Georgetown’s 2015 class is made up of three players and the lowest rated recruit in the trio is a 6-foot-6 small forward from Martinsville, Va. named Kaleb Johnson. Many are focused on the two higher rated players for the Hoyas, but do not overlook their freshman forward.
At Carlisle High School, Johnson averaged 16.1 points, 6.6 rebounds and 1.3 steals per game as a junior. Those are not the numbers of a top high school recruit, but a fantastic senior season put him on the map.
The forward averaged 23.3 points, 12.2 rebounds, 2.0 steals and 2.0 assists per game in his final season in high school, which propelled him to an 81 grade and a four-star recruiting status by ESPN.com.
As a captain, Johnson led his school on a deep state championship run, but Carlisle would fall short against Blue Ridge. After improving and finishing his high school career strong, Johnson focused on college and drew interest from all over the country.
Johnson had offers from East Carolina, Auburn, Oklahoma State and USF, but decided to stay close to home and play for the Hoyas in college.
Down the road, the Hoyas could have found a solid player that will play his heart out for four years in the nation’s capital. Coach John Thompson III may have a diamond in the rough with this recruit.
However, because of the depth at guard and small forward, do not expect Johnson to play big minutes as a freshman.
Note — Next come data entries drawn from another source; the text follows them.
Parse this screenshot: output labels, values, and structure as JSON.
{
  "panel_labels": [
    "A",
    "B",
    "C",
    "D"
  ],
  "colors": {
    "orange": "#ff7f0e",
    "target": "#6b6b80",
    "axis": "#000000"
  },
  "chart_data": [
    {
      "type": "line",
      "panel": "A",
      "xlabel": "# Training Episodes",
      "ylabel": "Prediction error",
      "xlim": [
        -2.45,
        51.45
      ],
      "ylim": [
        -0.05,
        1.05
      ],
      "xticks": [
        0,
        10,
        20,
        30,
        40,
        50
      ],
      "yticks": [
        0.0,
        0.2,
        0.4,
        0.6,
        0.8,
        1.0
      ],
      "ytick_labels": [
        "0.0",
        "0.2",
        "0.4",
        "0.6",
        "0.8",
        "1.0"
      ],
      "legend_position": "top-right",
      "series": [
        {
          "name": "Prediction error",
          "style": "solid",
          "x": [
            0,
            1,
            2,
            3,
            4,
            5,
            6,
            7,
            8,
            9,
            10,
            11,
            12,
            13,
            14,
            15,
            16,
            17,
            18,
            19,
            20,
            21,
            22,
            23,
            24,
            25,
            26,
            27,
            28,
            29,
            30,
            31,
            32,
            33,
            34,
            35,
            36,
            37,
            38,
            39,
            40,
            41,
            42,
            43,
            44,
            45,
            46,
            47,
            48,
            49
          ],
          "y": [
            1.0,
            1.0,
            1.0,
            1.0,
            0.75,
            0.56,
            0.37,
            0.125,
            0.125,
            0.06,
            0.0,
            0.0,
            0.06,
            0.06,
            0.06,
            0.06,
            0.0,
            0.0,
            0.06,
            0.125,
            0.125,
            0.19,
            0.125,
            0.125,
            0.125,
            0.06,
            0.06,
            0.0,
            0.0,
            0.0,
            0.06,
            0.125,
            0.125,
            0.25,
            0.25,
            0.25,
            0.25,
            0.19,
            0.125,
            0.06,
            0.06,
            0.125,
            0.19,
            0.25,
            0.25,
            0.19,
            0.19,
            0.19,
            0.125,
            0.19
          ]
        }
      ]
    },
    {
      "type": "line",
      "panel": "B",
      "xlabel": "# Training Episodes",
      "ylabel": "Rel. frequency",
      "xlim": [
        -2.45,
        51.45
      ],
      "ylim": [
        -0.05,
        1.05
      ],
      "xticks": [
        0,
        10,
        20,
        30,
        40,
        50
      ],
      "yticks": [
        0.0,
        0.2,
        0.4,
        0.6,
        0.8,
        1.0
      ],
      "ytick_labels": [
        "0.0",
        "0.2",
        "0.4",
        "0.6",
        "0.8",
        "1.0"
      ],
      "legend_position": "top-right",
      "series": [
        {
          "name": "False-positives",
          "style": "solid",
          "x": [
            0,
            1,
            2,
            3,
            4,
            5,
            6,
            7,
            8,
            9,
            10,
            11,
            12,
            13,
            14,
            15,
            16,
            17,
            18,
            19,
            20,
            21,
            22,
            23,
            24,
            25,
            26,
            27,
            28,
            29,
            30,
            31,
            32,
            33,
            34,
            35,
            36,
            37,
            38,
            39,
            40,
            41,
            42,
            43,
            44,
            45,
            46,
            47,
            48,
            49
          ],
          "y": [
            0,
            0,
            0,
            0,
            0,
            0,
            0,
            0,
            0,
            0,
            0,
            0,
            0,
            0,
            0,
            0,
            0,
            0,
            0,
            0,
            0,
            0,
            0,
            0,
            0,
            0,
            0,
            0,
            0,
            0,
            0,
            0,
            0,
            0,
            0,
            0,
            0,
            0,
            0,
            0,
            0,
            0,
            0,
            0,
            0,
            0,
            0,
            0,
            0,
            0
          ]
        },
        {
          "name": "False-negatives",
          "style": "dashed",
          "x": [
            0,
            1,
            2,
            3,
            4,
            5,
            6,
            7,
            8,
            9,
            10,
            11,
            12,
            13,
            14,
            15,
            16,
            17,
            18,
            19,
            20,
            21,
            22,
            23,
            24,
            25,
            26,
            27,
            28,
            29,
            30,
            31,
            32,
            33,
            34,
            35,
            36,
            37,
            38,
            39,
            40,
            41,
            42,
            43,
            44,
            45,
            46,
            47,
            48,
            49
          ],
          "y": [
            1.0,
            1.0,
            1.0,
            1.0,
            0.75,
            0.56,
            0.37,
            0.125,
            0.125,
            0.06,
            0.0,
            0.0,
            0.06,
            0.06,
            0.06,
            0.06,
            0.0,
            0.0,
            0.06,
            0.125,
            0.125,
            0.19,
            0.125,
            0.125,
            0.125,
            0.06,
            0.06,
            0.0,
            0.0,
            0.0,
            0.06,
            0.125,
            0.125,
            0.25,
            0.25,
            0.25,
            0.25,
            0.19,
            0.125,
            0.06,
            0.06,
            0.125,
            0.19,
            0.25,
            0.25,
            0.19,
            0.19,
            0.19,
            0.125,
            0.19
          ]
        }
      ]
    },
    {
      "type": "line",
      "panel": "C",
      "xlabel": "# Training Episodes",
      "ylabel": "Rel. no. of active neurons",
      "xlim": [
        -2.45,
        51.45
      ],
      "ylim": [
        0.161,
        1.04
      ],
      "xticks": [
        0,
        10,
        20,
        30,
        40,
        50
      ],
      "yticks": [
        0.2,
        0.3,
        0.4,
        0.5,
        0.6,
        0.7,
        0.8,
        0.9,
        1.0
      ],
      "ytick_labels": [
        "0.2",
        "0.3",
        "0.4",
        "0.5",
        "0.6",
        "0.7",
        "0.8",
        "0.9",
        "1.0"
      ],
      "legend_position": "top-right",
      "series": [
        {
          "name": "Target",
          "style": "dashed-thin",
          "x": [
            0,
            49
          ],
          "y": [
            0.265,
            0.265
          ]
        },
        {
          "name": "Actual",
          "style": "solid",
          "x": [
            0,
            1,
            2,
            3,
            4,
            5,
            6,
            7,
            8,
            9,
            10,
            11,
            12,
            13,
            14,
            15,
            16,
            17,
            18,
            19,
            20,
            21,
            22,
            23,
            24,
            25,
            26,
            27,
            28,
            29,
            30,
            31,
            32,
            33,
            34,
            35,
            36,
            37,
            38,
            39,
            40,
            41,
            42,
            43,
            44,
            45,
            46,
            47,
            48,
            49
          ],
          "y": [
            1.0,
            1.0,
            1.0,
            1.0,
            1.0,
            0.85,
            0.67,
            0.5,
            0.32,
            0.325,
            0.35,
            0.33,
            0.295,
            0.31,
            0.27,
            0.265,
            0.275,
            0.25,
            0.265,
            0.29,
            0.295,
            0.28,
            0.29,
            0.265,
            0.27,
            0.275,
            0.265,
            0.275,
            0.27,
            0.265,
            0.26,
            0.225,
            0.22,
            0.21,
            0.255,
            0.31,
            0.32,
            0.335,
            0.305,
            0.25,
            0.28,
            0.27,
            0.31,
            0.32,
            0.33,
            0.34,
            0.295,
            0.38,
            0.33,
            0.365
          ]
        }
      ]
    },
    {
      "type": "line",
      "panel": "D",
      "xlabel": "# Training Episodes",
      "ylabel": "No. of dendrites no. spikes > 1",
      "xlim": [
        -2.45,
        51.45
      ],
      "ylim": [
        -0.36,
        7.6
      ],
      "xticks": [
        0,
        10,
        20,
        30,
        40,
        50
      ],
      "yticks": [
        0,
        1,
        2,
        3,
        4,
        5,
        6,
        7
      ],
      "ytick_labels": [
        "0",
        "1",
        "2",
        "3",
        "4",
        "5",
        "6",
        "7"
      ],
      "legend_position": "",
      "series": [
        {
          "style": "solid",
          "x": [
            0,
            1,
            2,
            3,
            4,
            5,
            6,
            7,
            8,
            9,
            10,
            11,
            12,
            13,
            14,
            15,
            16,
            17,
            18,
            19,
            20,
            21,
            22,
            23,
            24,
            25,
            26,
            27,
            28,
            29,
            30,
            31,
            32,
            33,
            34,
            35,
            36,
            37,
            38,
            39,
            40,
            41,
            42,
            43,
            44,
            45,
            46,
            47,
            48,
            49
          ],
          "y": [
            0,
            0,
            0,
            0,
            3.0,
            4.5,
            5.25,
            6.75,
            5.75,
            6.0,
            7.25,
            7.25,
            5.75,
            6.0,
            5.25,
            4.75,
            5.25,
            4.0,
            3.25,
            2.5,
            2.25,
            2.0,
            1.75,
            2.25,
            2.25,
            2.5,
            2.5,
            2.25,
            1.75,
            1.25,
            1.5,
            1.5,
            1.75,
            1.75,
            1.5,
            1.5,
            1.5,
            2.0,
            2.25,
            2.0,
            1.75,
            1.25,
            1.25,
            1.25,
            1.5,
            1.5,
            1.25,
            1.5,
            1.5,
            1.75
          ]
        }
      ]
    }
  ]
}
Off the bench, we could see the forward provide some rebounding and scoring punch.
Johnson is a lefty that contributes a large body for a wing player so he can be physical and sometimes overpowering with opponents because of his strength.
In fact, he is so strong that he could likely play the power forward position too if JTIII decides to play him in a smaller lineup. Based on his rebounding numbers from his senior season in high school, Johnson can certainly battle down low for rebounds.
One skill that Johnson uses to create problems for other teams is his ball handling ability. His handles are solid for a player his size and that could make him a matchup nightmare in the Big East, especially against power forwards.
If a team puts a forward on him, Johnson can be aggressive and physical with them. When a team sends a guard his way, he can use his ball handling to get out of trouble or make a play at the offensive end.
Because of players like Isaac Copeland and L. J. Peak, Georgetown will use Johnson off the bench. However, that does not mean he will not make an impact. As we saw with players like Paul White for the Hoyas, a contribution off the bench could be just as important as a starter in certain games.
Johnson’s talent has the potential to make Georgetown scary for not only this season, but for many years to come.